ASC ARRI Educational Center - Publicity - H 2018

The American Society of Cinematographers on Tuesday broke ground on the construction of its ASC ARRI Educational Center at its Hollywood headquarters.

The building will be located behind the historic ASC Clubhouse and is slated to be completed in 2019, as the society celebrates its centennial.

“When the ASC was formed in 1919, our founding members pledged to foster and artistically inspire rising cinematographers,” said ASC president Kees van Oostrum. “That mission has made us the society we are today. Through our members and initiatives, we have aggressively continued that edict. As we prepare to celebrate our 100th anniversary next year, the new ASC ARRI Educational Center symbolizes our commitment to the future and provides an excellent gathering place for the exchange of ideas."
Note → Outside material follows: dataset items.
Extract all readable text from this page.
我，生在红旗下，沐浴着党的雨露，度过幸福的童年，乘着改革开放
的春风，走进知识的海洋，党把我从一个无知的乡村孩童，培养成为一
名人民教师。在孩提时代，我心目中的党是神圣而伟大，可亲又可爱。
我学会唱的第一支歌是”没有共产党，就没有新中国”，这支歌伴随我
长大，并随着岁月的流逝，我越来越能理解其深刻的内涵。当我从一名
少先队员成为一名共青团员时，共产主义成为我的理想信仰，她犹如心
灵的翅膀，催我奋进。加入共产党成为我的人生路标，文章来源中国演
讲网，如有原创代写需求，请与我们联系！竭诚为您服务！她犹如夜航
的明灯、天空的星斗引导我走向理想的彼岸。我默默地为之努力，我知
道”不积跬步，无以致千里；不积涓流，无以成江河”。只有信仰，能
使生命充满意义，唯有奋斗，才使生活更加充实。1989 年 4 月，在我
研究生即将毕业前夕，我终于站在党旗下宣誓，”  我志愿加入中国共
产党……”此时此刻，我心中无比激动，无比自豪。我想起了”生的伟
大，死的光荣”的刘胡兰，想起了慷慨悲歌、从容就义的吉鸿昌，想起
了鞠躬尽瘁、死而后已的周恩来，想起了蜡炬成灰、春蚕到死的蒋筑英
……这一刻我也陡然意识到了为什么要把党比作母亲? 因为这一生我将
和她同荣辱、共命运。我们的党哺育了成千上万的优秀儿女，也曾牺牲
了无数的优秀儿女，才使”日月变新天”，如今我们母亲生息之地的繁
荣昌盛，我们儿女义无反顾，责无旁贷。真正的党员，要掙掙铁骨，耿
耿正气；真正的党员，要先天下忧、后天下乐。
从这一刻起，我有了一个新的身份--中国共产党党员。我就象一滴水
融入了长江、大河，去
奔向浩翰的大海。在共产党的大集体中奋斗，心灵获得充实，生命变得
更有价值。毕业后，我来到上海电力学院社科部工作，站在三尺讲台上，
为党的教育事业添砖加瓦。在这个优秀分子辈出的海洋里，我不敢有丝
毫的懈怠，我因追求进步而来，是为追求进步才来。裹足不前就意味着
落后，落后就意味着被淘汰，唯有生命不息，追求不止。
The educational center is made possible through the patronage of camera maker ARRI, whose president and CEO Glenn Kennel was on hand at the ceremony. “ARRI’s two founders were young filmmakers who produced movies and created lighting and camera equipment to make their visions a reality. We are thrilled to continue their legacy and help create a space to inspire emerging content creators," he said.

The ASC has numerous education initiatives. Among them is its International Master Class series, intensive workshops that were also created in collaboration with ARRI. In fact, the ASC announced that ARRI would continue to sponsor the International Master Classes for the next decade and host various Los Angeles-based Master Classes beginning in 2019.

ASC members in attendance at the ground-breaking ceremony included Caleb Deschanel, Richard Edlund, Richard Crudo, Steven Poster and Bill Bennett, as well as representatives from ARRI and others in the cinematography community.

During the ceremony, van Oostrum surprised Kennel with a historical photo of ARRI founders August Arnold and Richard Richter that was recently discovered at the Academy of Motion Picture Arts and Sciences' Margaret Herrick Library.